In the 1770s, Mary married James Townley, a proctor, son of James Townley the English dramatist. The couple established themselves in Ramsgate the east of Kent which was developing as a small port. Townley's business earnings were invested in buildings designed by his wife. They included barracks, later converted into houses, the development of Albion Place in the centre of Ramsgate, but above all Townley House (1792), a large mansion considered to be an architectural gem.
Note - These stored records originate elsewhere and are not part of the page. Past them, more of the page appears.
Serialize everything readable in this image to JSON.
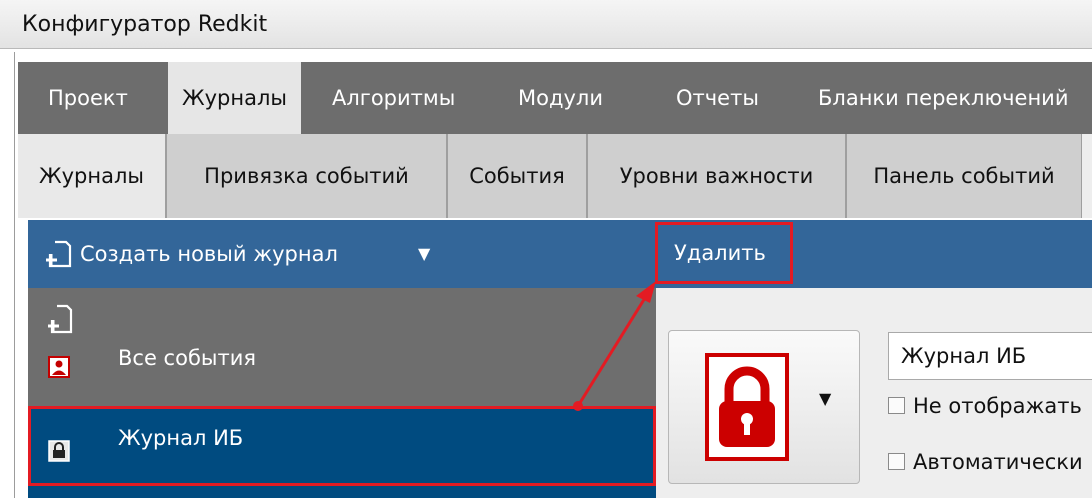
{
  "window": {
    "title": "Конфигуратор Redkit"
  },
  "main_menu": {
    "items": [
      {
        "label": "Проект"
      },
      {
        "label": "Журналы",
        "active": true
      },
      {
        "label": "Алгоритмы"
      },
      {
        "label": "Модули"
      },
      {
        "label": "Отчеты"
      },
      {
        "label": "Бланки переключений"
      }
    ]
  },
  "sub_tabs": {
    "items": [
      {
        "label": "Журналы",
        "active": true
      },
      {
        "label": "Привязка событий"
      },
      {
        "label": "События"
      },
      {
        "label": "Уровни важности"
      },
      {
        "label": "Панель событий"
      }
    ]
  },
  "toolbar": {
    "create_label": "Создать новый журнал",
    "create_icon": "new-document-icon",
    "dropdown_icon": "caret-down-icon",
    "delete_label": "Удалить"
  },
  "journals": {
    "items": [
      {
        "label": "Все события",
        "icon": "user-red-icon"
      },
      {
        "label": "Журнал ИБ",
        "icon": "lock-icon",
        "selected": true
      }
    ]
  },
  "details": {
    "icon": "lock-red-icon",
    "name_value": "Журнал ИБ",
    "checkbox1_label": "Не отображать",
    "checkbox2_label": "Автоматически"
  },
  "colors": {
    "toolbar_bg": "#336699",
    "selected_bg": "#004b80",
    "highlight": "#e31b23",
    "menu_bg": "#6d6d6d"
  }
}
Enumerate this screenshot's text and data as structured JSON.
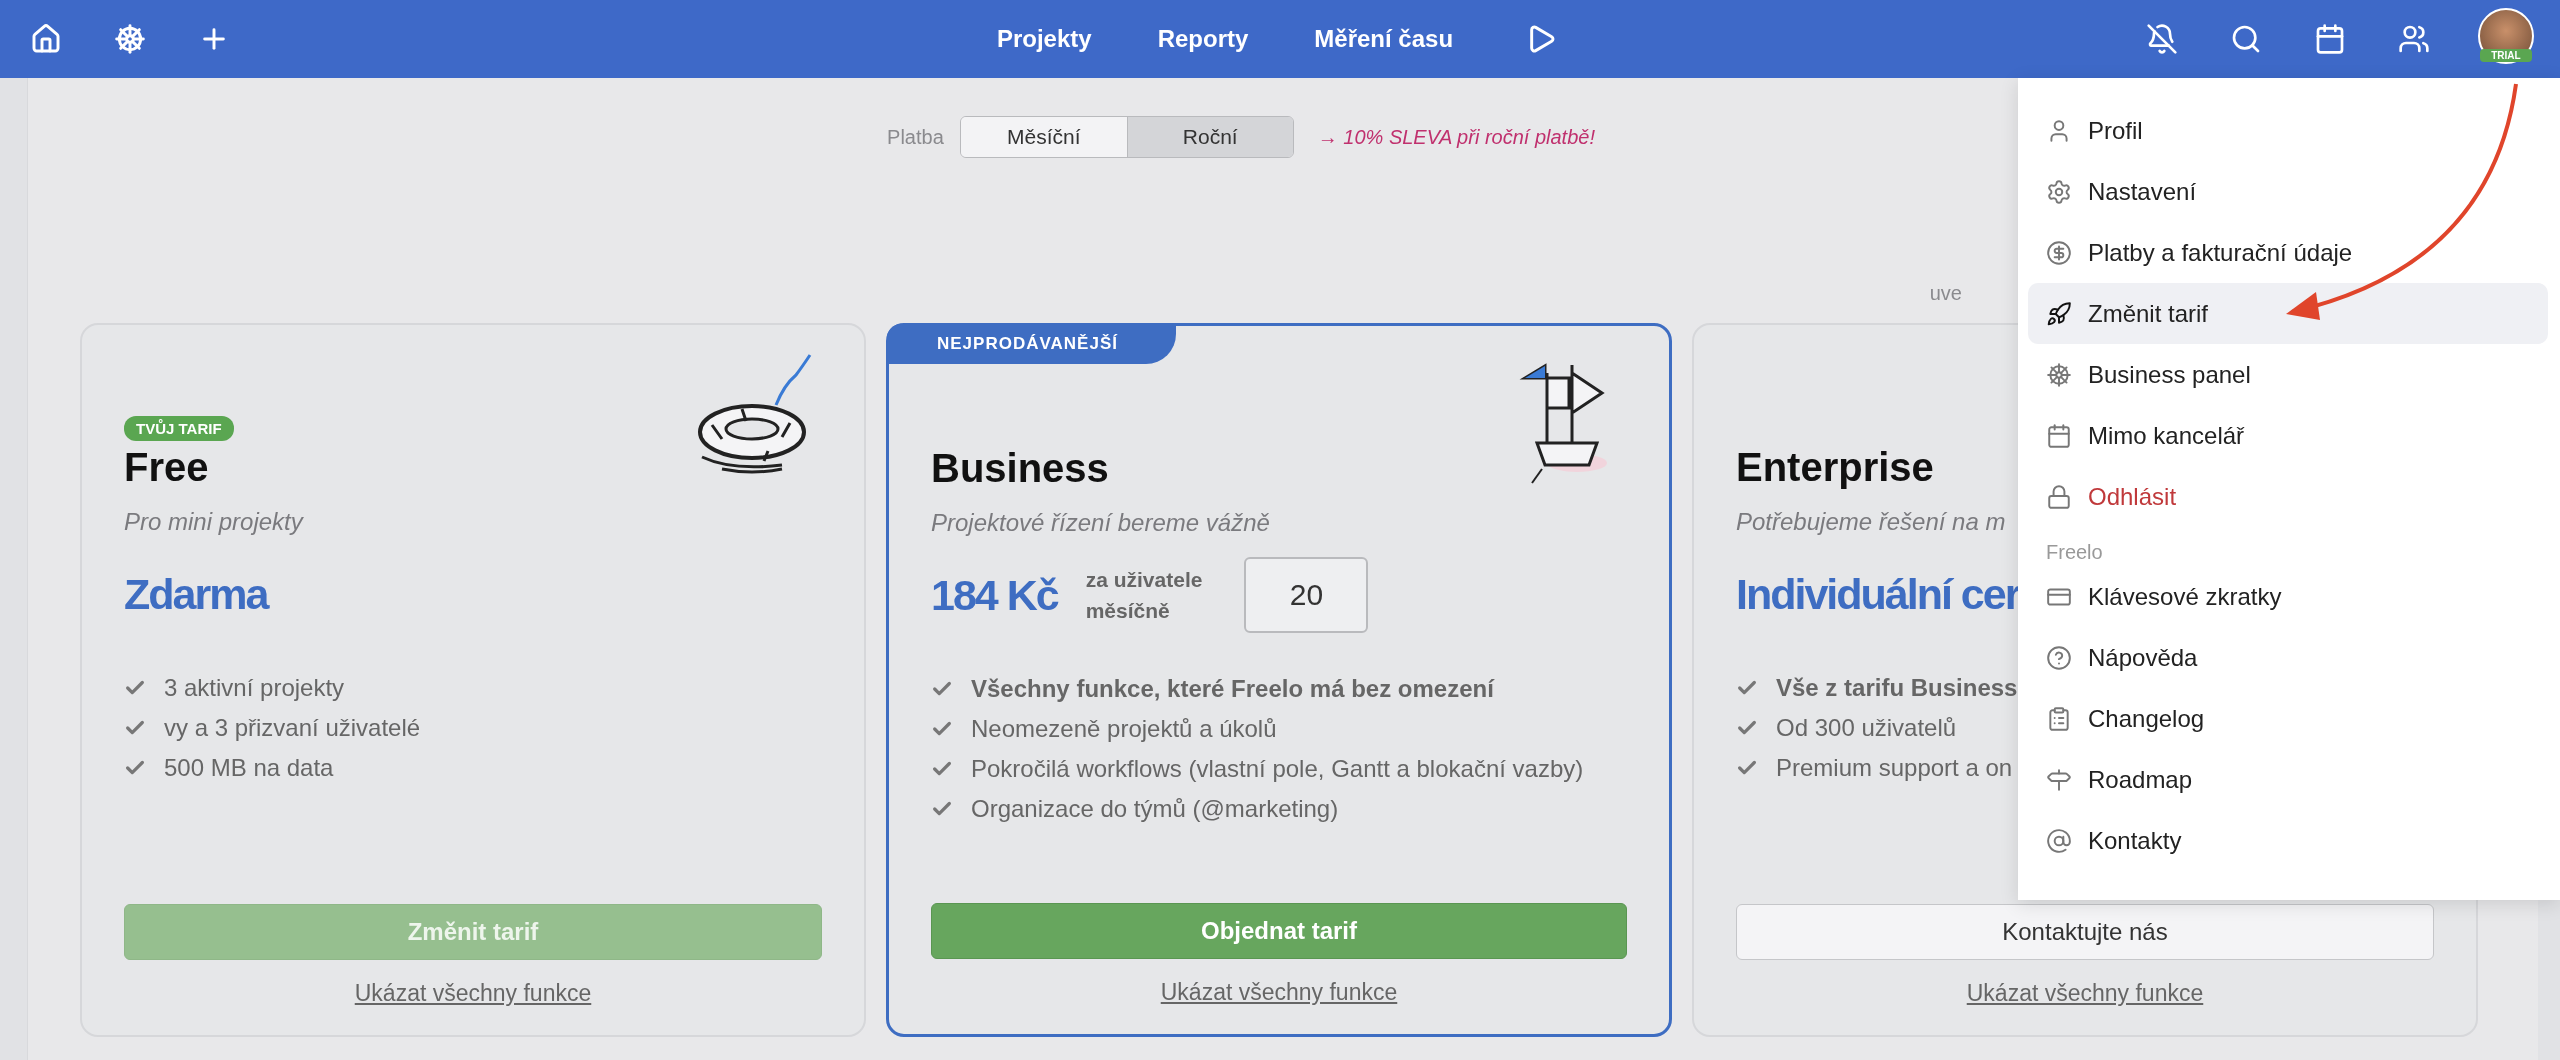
{
  "topbar": {
    "nav": [
      {
        "label": "Projekty"
      },
      {
        "label": "Reporty"
      },
      {
        "label": "Měření času"
      }
    ],
    "avatar_badge": "TRIAL"
  },
  "billing": {
    "label": "Platba",
    "options": [
      {
        "label": "Měsíční",
        "selected": false
      },
      {
        "label": "Roční",
        "selected": true
      }
    ],
    "promo": "→ 10% SLEVA při roční platbě!"
  },
  "note": "uve",
  "plans": [
    {
      "badge": "TVŮJ TARIF",
      "name": "Free",
      "tagline": "Pro mini projekty",
      "price": "Zdarma",
      "features": [
        {
          "text": "3 aktivní projekty",
          "bold": false
        },
        {
          "text": "vy a 3 přizvaní uživatelé",
          "bold": false
        },
        {
          "text": "500 MB na data",
          "bold": false
        }
      ],
      "button": {
        "label": "Změnit tarif",
        "kind": "disabled"
      },
      "link": "Ukázat všechny funkce",
      "highlighted": false
    },
    {
      "ribbon": "NEJPRODÁVANĚJŠÍ",
      "name": "Business",
      "tagline": "Projektové řízení bereme vážně",
      "price": "184 Kč",
      "price_note": [
        "za uživatele",
        "měsíčně"
      ],
      "seats": "20",
      "features": [
        {
          "text": "Všechny funkce, které Freelo má bez omezení",
          "bold": true
        },
        {
          "text": "Neomezeně projektů a úkolů",
          "bold": false
        },
        {
          "text": "Pokročilá workflows (vlastní pole, Gantt a blokační vazby)",
          "bold": false
        },
        {
          "text": "Organizace do týmů (@marketing)",
          "bold": false
        }
      ],
      "button": {
        "label": "Objednat tarif",
        "kind": "primary"
      },
      "link": "Ukázat všechny funkce",
      "highlighted": true
    },
    {
      "name": "Enterprise",
      "tagline": "Potřebujeme řešení na m",
      "price": "Individuální cer",
      "features": [
        {
          "text": "Vše z tarifu Business",
          "bold": true
        },
        {
          "text": "Od 300 uživatelů",
          "bold": false
        },
        {
          "text": "Premium support a on",
          "bold": false
        }
      ],
      "button": {
        "label": "Kontaktujte nás",
        "kind": "outline"
      },
      "link": "Ukázat všechny funkce",
      "highlighted": false
    }
  ],
  "menu": {
    "items": [
      {
        "kind": "item",
        "label": "Profil",
        "selected": false
      },
      {
        "kind": "item",
        "label": "Nastavení",
        "selected": false
      },
      {
        "kind": "item",
        "label": "Platby a fakturační údaje",
        "selected": false
      },
      {
        "kind": "item",
        "label": "Změnit tarif",
        "selected": true
      },
      {
        "kind": "item",
        "label": "Business panel",
        "selected": false
      },
      {
        "kind": "item",
        "label": "Mimo kancelář",
        "selected": false
      },
      {
        "kind": "danger",
        "label": "Odhlásit",
        "selected": false
      },
      {
        "kind": "section",
        "label": "Freelo"
      },
      {
        "kind": "item",
        "label": "Klávesové zkratky",
        "selected": false
      },
      {
        "kind": "item",
        "label": "Nápověda",
        "selected": false
      },
      {
        "kind": "item",
        "label": "Changelog",
        "selected": false
      },
      {
        "kind": "item",
        "label": "Roadmap",
        "selected": false
      },
      {
        "kind": "item",
        "label": "Kontakty",
        "selected": false
      }
    ]
  }
}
A set of townhouses she designed in 1820 became the Regency Hotel and later included a language school. The building has recently been fully restored. An account written by her relative and tutor, the artist Sir Joshua Reynolds, praises Mary Townley's flair for architectural design, making her unique among women of her day.

Mary Townley played a prominent role in local society, arranging balls at Townley House and entertaining the nobility. Among her guests in the 1820s was King William IV. The Duchess of Kent with her daughter Princess Victoria, later Queen Victoria, stayed there for several months. The Townleys had nine children but after their eldest and youngest sons died in 1808 and 1810, Mary lost her interest in fashion and society. As a result of the devout Christian inclinations of two of her other sons, evenings were instead devoted to Bible readings. After her husband died, Mary became active in the local church until her death on 19 March 1839, aged 86.